Contoh komunikasi masyarakat perkotaan

Masyarakat perkotaan lebih mengandalkan menyebarkan informasi melalui media dibanding bertatap muka secara langsung. Misalnya pada saat ada kegiatan keagamaan dan kegiatan sosial masyarakat kota media whatsapp grup.  
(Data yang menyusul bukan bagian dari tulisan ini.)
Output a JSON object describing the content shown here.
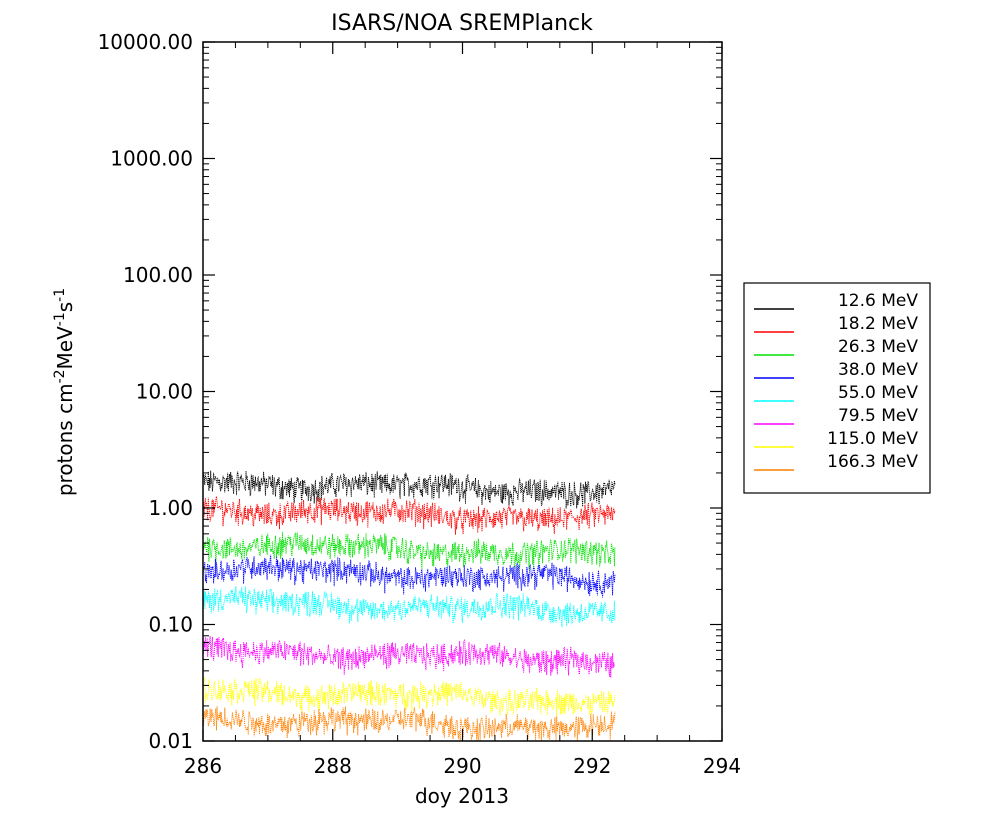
{
  "chart_data": {
    "type": "scatter",
    "title": "ISARS/NOA   SREMPlanck",
    "xlabel": "doy 2013",
    "ylabel": {
      "base": "protons cm",
      "sup1": "-2",
      "mid": "MeV",
      "sup2": "-1",
      "end": "s",
      "sup3": "-1"
    },
    "xlim": [
      286,
      294
    ],
    "ylim": [
      0.01,
      10000
    ],
    "yscale": "log",
    "x_ticks": [
      "286",
      "288",
      "290",
      "292",
      "294"
    ],
    "y_ticks": [
      "0.01",
      "0.10",
      "1.00",
      "10.00",
      "100.00",
      "1000.00",
      "10000.00"
    ],
    "x_start": 286.0,
    "x_end": 292.35,
    "legend_position": "right",
    "series": [
      {
        "name": "12.6 MeV",
        "color": "#000000",
        "start": 1.7,
        "end": 1.4
      },
      {
        "name": "18.2 MeV",
        "color": "#ff0000",
        "start": 1.0,
        "end": 0.8
      },
      {
        "name": "26.3 MeV",
        "color": "#00e000",
        "start": 0.5,
        "end": 0.4
      },
      {
        "name": "38.0 MeV",
        "color": "#0000ff",
        "start": 0.31,
        "end": 0.24
      },
      {
        "name": "55.0 MeV",
        "color": "#00ffff",
        "start": 0.16,
        "end": 0.13
      },
      {
        "name": "79.5 MeV",
        "color": "#ff00ff",
        "start": 0.06,
        "end": 0.05
      },
      {
        "name": "115.0 MeV",
        "color": "#ffff00",
        "start": 0.028,
        "end": 0.022
      },
      {
        "name": "166.3 MeV",
        "color": "#ff8000",
        "start": 0.016,
        "end": 0.013
      }
    ]
  }
}
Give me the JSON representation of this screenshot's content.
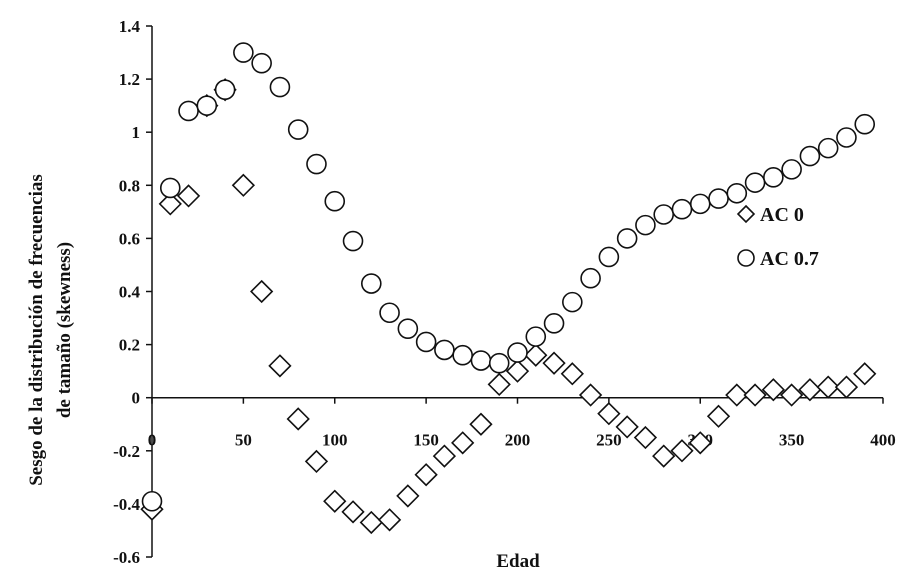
{
  "chart_data": {
    "type": "scatter",
    "title": "",
    "xlabel": "Edad",
    "ylabel_lines": [
      "Sesgo de la distribución de frecuencias",
      "de tamaño (skewness)"
    ],
    "xlim": [
      0,
      400
    ],
    "ylim": [
      -0.6,
      1.4
    ],
    "x_ticks": [
      0,
      50,
      100,
      150,
      200,
      250,
      300,
      350,
      400
    ],
    "y_ticks": [
      -0.6,
      -0.4,
      -0.2,
      0,
      0.2,
      0.4,
      0.6,
      0.8,
      1,
      1.2,
      1.4
    ],
    "y_tick_labels": [
      "-0.6",
      "-0.4",
      "-0.2",
      "0",
      "0.2",
      "0.4",
      "0.6",
      "0.8",
      "1",
      "1.2",
      "1.4"
    ],
    "grid": false,
    "legend_position": "right",
    "series": [
      {
        "name": "AC 0",
        "marker": "diamond",
        "x": [
          0,
          10,
          20,
          30,
          40,
          50,
          60,
          70,
          80,
          90,
          100,
          110,
          120,
          130,
          140,
          150,
          160,
          170,
          180,
          190,
          200,
          210,
          220,
          230,
          240,
          250,
          260,
          270,
          280,
          290,
          300,
          310,
          320,
          330,
          340,
          350,
          360,
          370,
          380,
          390
        ],
        "y": [
          -0.42,
          0.73,
          0.76,
          1.1,
          1.16,
          0.8,
          0.4,
          0.12,
          -0.08,
          -0.24,
          -0.39,
          -0.43,
          -0.47,
          -0.46,
          -0.37,
          -0.29,
          -0.22,
          -0.17,
          -0.1,
          0.05,
          0.1,
          0.16,
          0.13,
          0.09,
          0.01,
          -0.06,
          -0.11,
          -0.15,
          -0.22,
          -0.2,
          -0.17,
          -0.07,
          0.01,
          0.01,
          0.03,
          0.01,
          0.03,
          0.04,
          0.04,
          0.09
        ]
      },
      {
        "name": "AC 0.7",
        "marker": "circle",
        "x": [
          0,
          10,
          20,
          30,
          40,
          50,
          60,
          70,
          80,
          90,
          100,
          110,
          120,
          130,
          140,
          150,
          160,
          170,
          180,
          190,
          200,
          210,
          220,
          230,
          240,
          250,
          260,
          270,
          280,
          290,
          300,
          310,
          320,
          330,
          340,
          350,
          360,
          370,
          380,
          390
        ],
        "y": [
          -0.39,
          0.79,
          1.08,
          1.1,
          1.16,
          1.3,
          1.26,
          1.17,
          1.01,
          0.88,
          0.74,
          0.59,
          0.43,
          0.32,
          0.26,
          0.21,
          0.18,
          0.16,
          0.14,
          0.13,
          0.17,
          0.23,
          0.28,
          0.36,
          0.45,
          0.53,
          0.6,
          0.65,
          0.69,
          0.71,
          0.73,
          0.75,
          0.77,
          0.81,
          0.83,
          0.86,
          0.91,
          0.94,
          0.98,
          1.03
        ]
      }
    ]
  }
}
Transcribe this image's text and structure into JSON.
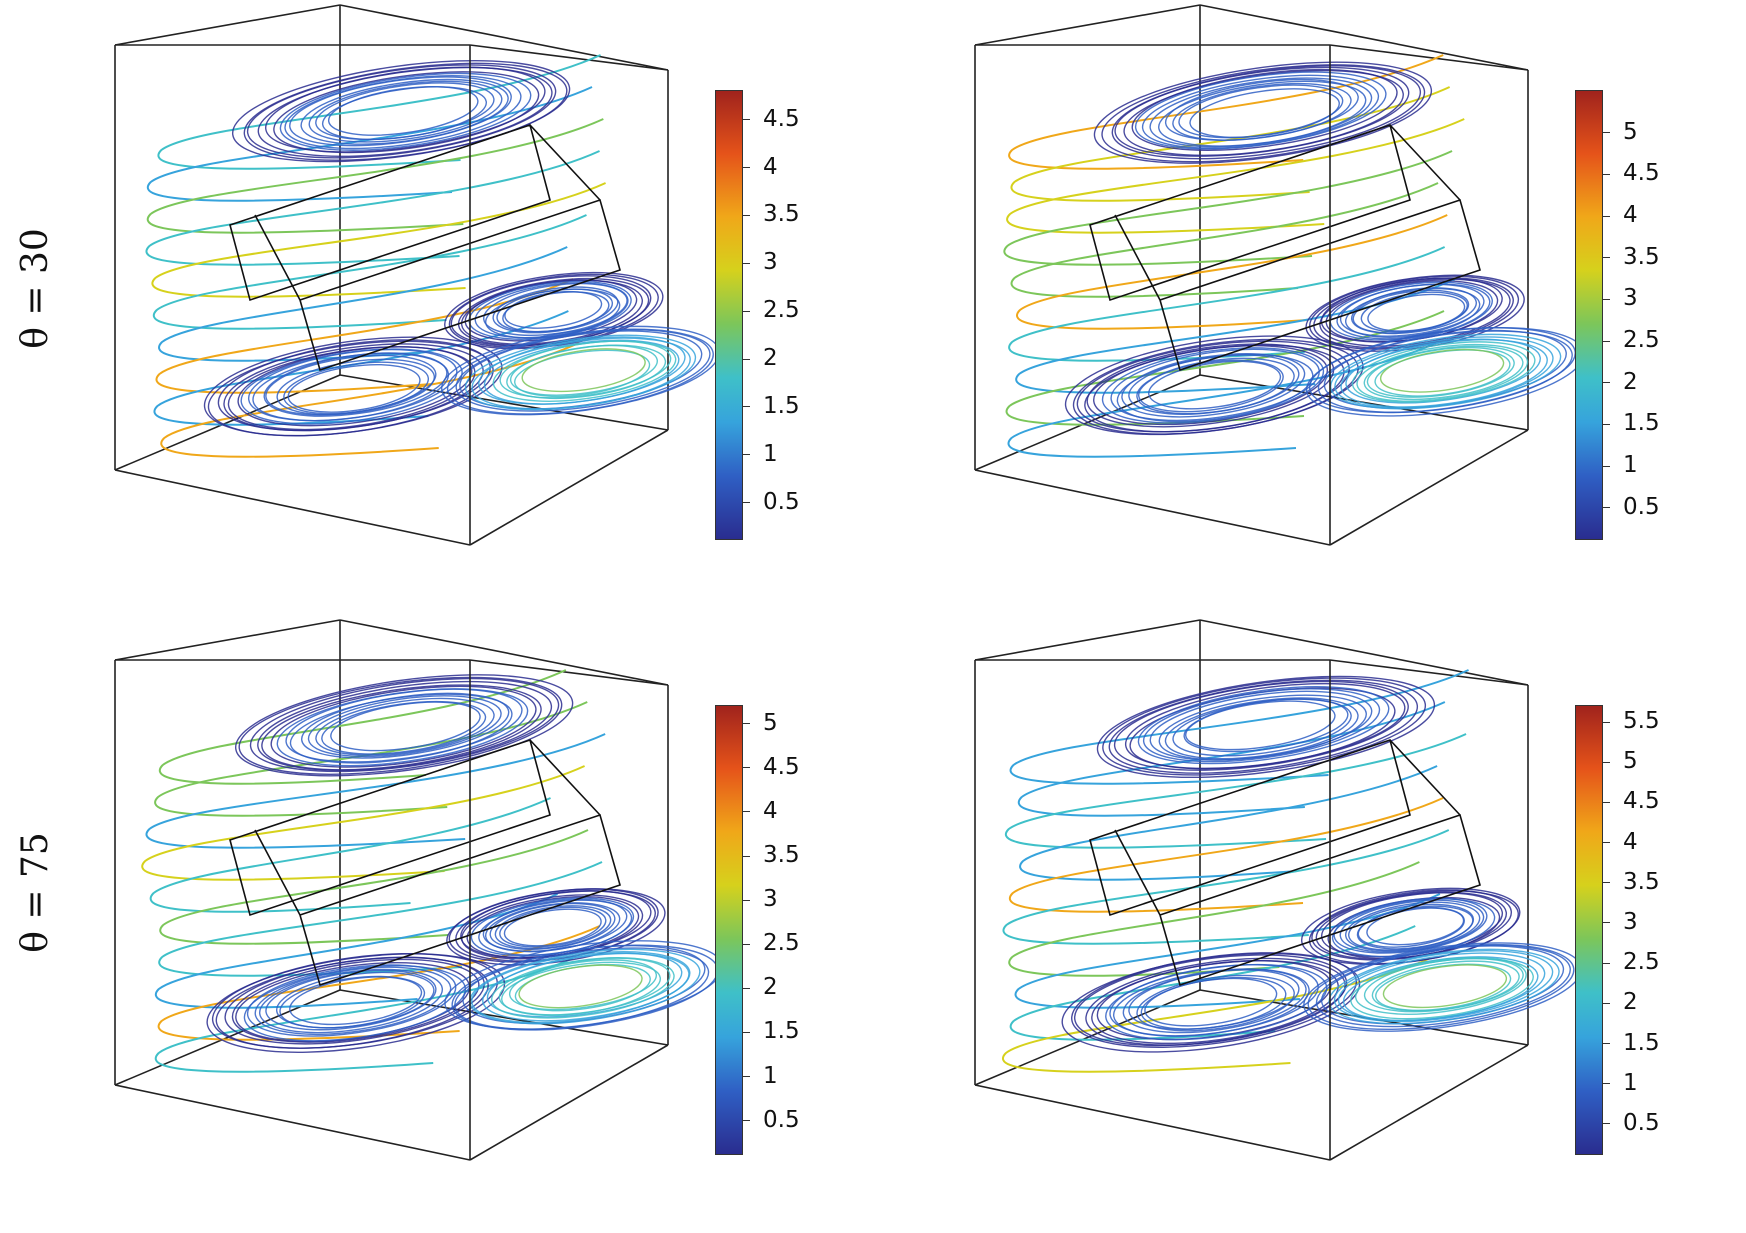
{
  "figure": {
    "rows": [
      {
        "label": "θ = 30"
      },
      {
        "label": "θ = 75"
      }
    ],
    "panels": [
      {
        "id": "top-left",
        "row": 0,
        "colorbar": {
          "min": 0.1,
          "max": 4.8,
          "ticks": [
            "0.5",
            "1",
            "1.5",
            "2",
            "2.5",
            "3",
            "3.5",
            "4",
            "4.5"
          ]
        }
      },
      {
        "id": "top-right",
        "row": 0,
        "colorbar": {
          "min": 0.1,
          "max": 5.5,
          "ticks": [
            "0.5",
            "1",
            "1.5",
            "2",
            "2.5",
            "3",
            "3.5",
            "4",
            "4.5",
            "5"
          ]
        }
      },
      {
        "id": "bottom-left",
        "row": 1,
        "colorbar": {
          "min": 0.1,
          "max": 5.2,
          "ticks": [
            "0.5",
            "1",
            "1.5",
            "2",
            "2.5",
            "3",
            "3.5",
            "4",
            "4.5",
            "5"
          ]
        }
      },
      {
        "id": "bottom-right",
        "row": 1,
        "colorbar": {
          "min": 0.1,
          "max": 5.7,
          "ticks": [
            "0.5",
            "1",
            "1.5",
            "2",
            "2.5",
            "3",
            "3.5",
            "4",
            "4.5",
            "5",
            "5.5"
          ]
        }
      }
    ],
    "colormap": [
      "#2a2d8f",
      "#2f5fc4",
      "#36a3dc",
      "#3fc0c8",
      "#7cc65a",
      "#d6d11c",
      "#f0a719",
      "#e5531a",
      "#a0231c"
    ]
  }
}
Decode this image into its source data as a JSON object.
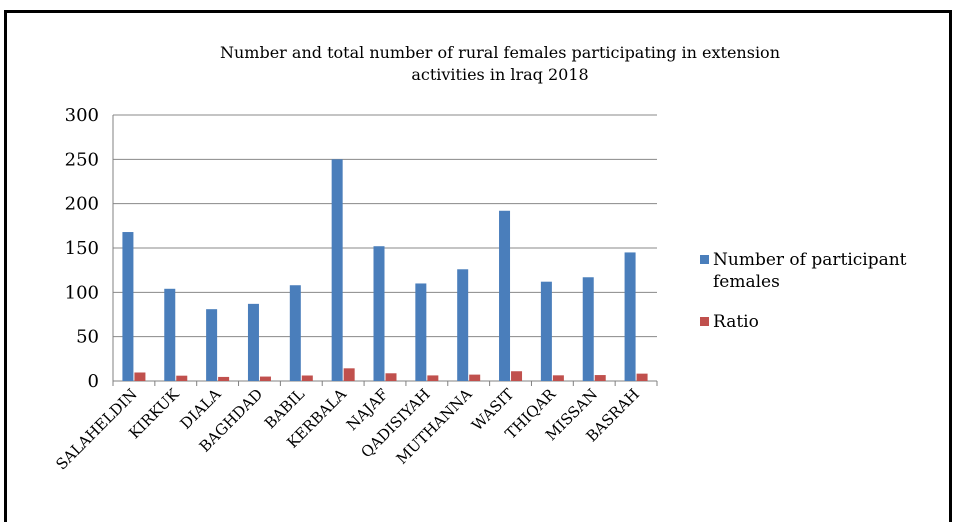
{
  "chart_data": {
    "type": "bar",
    "title_lines": [
      "Number and total number of rural females participating in extension",
      "activities in lraq 2018"
    ],
    "xlabel": "",
    "ylabel": "",
    "ylim": [
      0,
      300
    ],
    "yticks": [
      "300",
      "250",
      "200",
      "150",
      "100",
      "50",
      "0"
    ],
    "grid": true,
    "legend_position": "right",
    "categories": [
      "SALAHELDIN",
      "KIRKUK",
      "DIALA",
      "BAGHDAD",
      "BABIL",
      "KERBALA",
      "NAJAF",
      "QADISIYAH",
      "MUTHANNA",
      "WASIT",
      "THIQAR",
      "MISSAN",
      "BASRAH"
    ],
    "series": [
      {
        "name": "Number of participant females",
        "legend_lines": [
          "Number of participant",
          "females"
        ],
        "color": "#4A7EBB",
        "values": [
          168,
          104,
          81,
          87,
          108,
          250,
          152,
          110,
          126,
          192,
          112,
          117,
          145
        ]
      },
      {
        "name": "Ratio",
        "legend_lines": [
          "Ratio"
        ],
        "color": "#C0504D",
        "values": [
          9.6,
          6.0,
          4.6,
          5.0,
          6.2,
          14.3,
          8.7,
          6.3,
          7.2,
          11.0,
          6.4,
          6.7,
          8.3
        ]
      }
    ]
  }
}
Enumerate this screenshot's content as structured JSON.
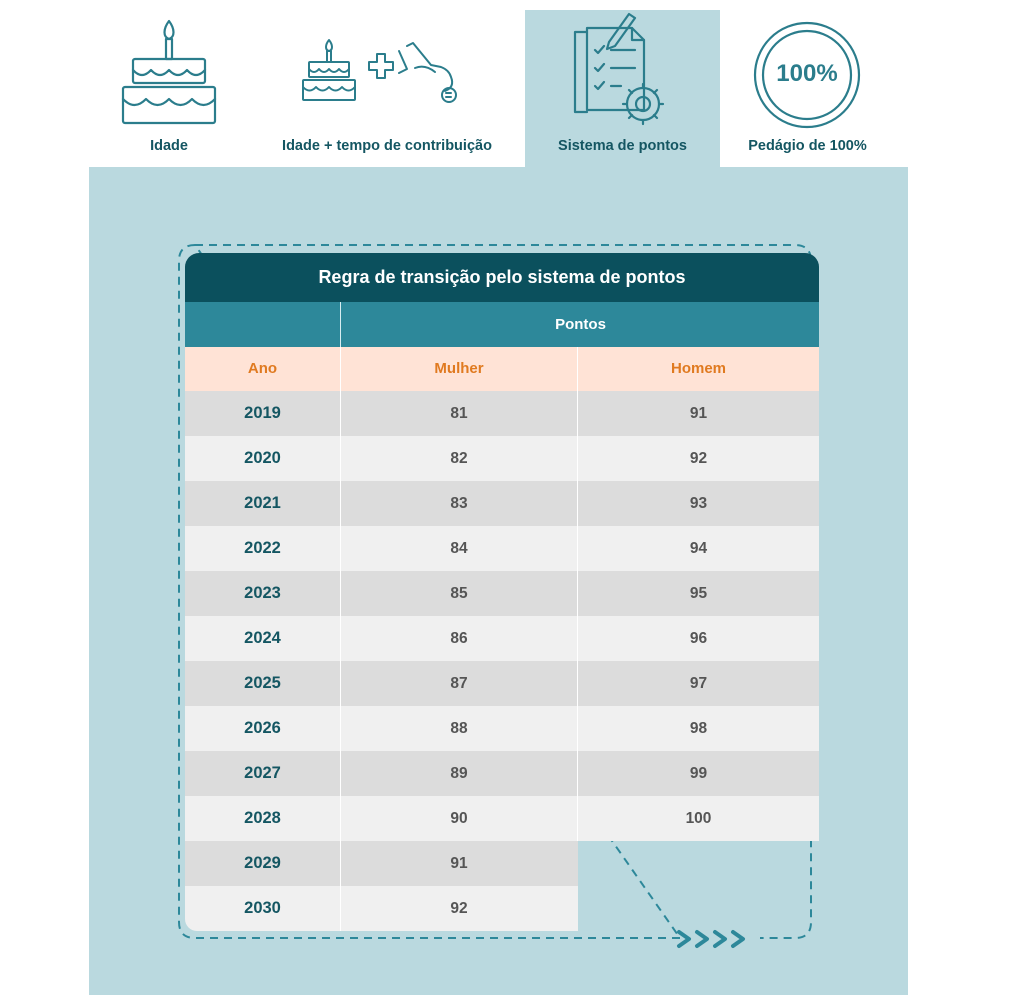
{
  "tabs": [
    {
      "label": "Idade",
      "icon": "cake-icon",
      "active": false
    },
    {
      "label": "Idade + tempo de contribuição",
      "icon": "cake-plus-coin-hand-icon",
      "active": false
    },
    {
      "label": "Sistema de pontos",
      "icon": "checklist-gear-icon",
      "active": true
    },
    {
      "label": "Pedágio de 100%",
      "icon": "percent-circle-icon",
      "active": false,
      "badge_text": "100%"
    }
  ],
  "table": {
    "title": "Regra de transição pelo sistema de pontos",
    "group_header": "Pontos",
    "columns": {
      "year": "Ano",
      "woman": "Mulher",
      "man": "Homem"
    },
    "rows": [
      {
        "year": "2019",
        "woman": "81",
        "man": "91"
      },
      {
        "year": "2020",
        "woman": "82",
        "man": "92"
      },
      {
        "year": "2021",
        "woman": "83",
        "man": "93"
      },
      {
        "year": "2022",
        "woman": "84",
        "man": "94"
      },
      {
        "year": "2023",
        "woman": "85",
        "man": "95"
      },
      {
        "year": "2024",
        "woman": "86",
        "man": "96"
      },
      {
        "year": "2025",
        "woman": "87",
        "man": "97"
      },
      {
        "year": "2026",
        "woman": "88",
        "man": "98"
      },
      {
        "year": "2027",
        "woman": "89",
        "man": "99"
      },
      {
        "year": "2028",
        "woman": "90",
        "man": "100"
      },
      {
        "year": "2029",
        "woman": "91",
        "man": ""
      },
      {
        "year": "2030",
        "woman": "92",
        "man": ""
      }
    ]
  },
  "colors": {
    "icon_teal": "#2b7d8c",
    "panel": "#bad9df",
    "title_bar": "#0b505d",
    "pontos_bar": "#2d889a",
    "header_bg": "#ffe3d6",
    "header_text": "#e07a20",
    "year_text": "#145662"
  }
}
Masyarakat perkotaan lebih individualis dan bersifat heterogen karena perbedaan pekerjaan. Meskipun secara fisik jarak rumah berdekatan namun mereka jarang berkomunikasi dengan masyarakat lain. Mereka lebih memilih berkomunikasi melalui media, yaitu via wahatsapp. bahkan masyarakatnya cenderung memikirkan diri sendiri, sehingga timbul rasa acuh tak acuh terhadap orang lain dan lingkungan sekitar.